„WÜTEND WIE JESUS“
– so hieß das Thema, zu dem ich gestern zum Predigen eingeladen war. Ja, ich muss es zugeben: Es gibt eine ganze Reihe Dinge, die mich wütend machen. Wenn ich den Fernseher einschalte und sehe, dass Krankenhäuser und Schulen bombardiert werden, ganze Wohnblöcke dem Erdboden gleichgemacht oder auf Flüchtlingstrecks geschossen wird, dann könnte ich vor Wut platzen. Aber darf ich das eigentlich als Christ, wütend sein?
Es sind nicht immer die großen Dinge – auf dem Weg zum Gottesdienst schneidet ein Auto in wüster Rowdy-Manier mein Motorrad und ich merke, wie die Wut langsam, aber unaufhaltsam in mir aufsteigt.
Jeder von uns hat gewisse Punkte, an denen er reizbar ist. Es ist, als müsse unser Gegenüber nur die richtigen Schalter bei uns umlegen, und wir werden von einer Sekunde zur nächsten zum wilden Tier. Und hinterher, da fühlen wir uns nicht gut, weil unsere Reaktion jetzt nicht gerade von Nächstenliebe geprägt war.
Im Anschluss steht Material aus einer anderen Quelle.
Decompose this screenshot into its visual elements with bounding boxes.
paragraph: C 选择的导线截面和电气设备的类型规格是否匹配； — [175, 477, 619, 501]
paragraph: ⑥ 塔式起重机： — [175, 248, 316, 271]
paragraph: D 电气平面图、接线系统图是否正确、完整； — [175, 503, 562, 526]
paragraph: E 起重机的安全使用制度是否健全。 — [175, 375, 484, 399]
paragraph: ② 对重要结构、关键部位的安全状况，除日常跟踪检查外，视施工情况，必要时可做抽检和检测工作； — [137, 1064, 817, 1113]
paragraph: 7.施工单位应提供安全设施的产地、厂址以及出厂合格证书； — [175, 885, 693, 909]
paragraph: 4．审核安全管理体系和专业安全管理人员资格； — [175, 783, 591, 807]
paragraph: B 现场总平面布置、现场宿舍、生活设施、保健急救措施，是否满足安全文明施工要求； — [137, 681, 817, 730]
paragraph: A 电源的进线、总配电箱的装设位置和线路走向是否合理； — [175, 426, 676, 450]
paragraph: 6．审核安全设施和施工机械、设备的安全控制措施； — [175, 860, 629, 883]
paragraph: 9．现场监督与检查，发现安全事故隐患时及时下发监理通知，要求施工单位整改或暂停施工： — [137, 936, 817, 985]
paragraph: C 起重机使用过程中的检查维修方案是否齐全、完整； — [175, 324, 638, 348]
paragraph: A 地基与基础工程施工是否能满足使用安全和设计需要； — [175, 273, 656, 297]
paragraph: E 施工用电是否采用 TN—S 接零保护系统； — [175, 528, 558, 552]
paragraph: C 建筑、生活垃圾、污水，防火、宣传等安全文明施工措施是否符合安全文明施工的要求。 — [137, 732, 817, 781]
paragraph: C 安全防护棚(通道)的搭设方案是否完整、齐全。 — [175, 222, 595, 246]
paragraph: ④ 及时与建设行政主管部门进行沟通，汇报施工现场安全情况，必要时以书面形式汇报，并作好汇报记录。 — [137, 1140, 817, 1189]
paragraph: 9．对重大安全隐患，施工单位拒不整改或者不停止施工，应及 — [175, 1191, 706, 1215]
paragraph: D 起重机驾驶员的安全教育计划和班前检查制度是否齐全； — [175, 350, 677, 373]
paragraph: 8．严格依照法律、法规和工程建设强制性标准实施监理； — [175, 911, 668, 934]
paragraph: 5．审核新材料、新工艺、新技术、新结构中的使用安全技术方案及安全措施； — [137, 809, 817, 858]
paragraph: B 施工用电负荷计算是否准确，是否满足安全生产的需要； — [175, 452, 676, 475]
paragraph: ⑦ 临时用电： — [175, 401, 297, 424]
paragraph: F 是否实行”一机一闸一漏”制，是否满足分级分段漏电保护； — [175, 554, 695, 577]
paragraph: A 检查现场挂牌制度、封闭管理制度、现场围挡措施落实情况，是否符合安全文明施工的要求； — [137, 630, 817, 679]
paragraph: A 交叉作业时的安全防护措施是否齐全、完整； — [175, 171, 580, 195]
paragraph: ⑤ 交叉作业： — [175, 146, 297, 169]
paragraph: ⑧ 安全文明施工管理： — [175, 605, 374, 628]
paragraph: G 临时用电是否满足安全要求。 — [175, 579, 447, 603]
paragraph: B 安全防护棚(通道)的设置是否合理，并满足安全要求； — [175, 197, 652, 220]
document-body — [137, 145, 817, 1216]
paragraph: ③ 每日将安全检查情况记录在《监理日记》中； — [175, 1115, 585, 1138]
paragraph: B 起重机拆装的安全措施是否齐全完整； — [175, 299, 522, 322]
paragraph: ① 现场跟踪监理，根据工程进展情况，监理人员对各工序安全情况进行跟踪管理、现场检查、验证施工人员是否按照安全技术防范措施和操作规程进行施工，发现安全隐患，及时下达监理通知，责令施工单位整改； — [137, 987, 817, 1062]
Mein Gewissen beruhigt sich dann immer mal wieder, wenn ich daran denke, dass Jesus im Tempel die Händler hinausgeworfen und sogar Tische umgeschmissen hat. Da war er doch sicherlich auch wütend, oder? Also habe ich doch auch das Recht, sauer zu sein, wenn andere mich reizen?
EIN GROBER UNTERSCHIED
Einen groben Unterschied gibt es: Jesus hat sich nie von seiner Wut einfach leiten lassen. Gerade im Tempel hat er gezeigt, dass er seine Gefühle unter Kontrolle hatte, denn er hat auf den einen Missstand gezielt reagiert. Er konnte es nicht ertragen, dass man das Haus seines Vaters entweiht hatte.
Und gegen diesen Missstand ging er gezielt vor. Wenn das so bei uns wäre, wäre unsere Gesellschaft ein ganzes Stück friedfertiger. Die Predigerin Joyce Meyer hat einmal gesagt, wir erlebten gerade eine wahre „Wut-Epidemie“. Ich gebe ihr recht.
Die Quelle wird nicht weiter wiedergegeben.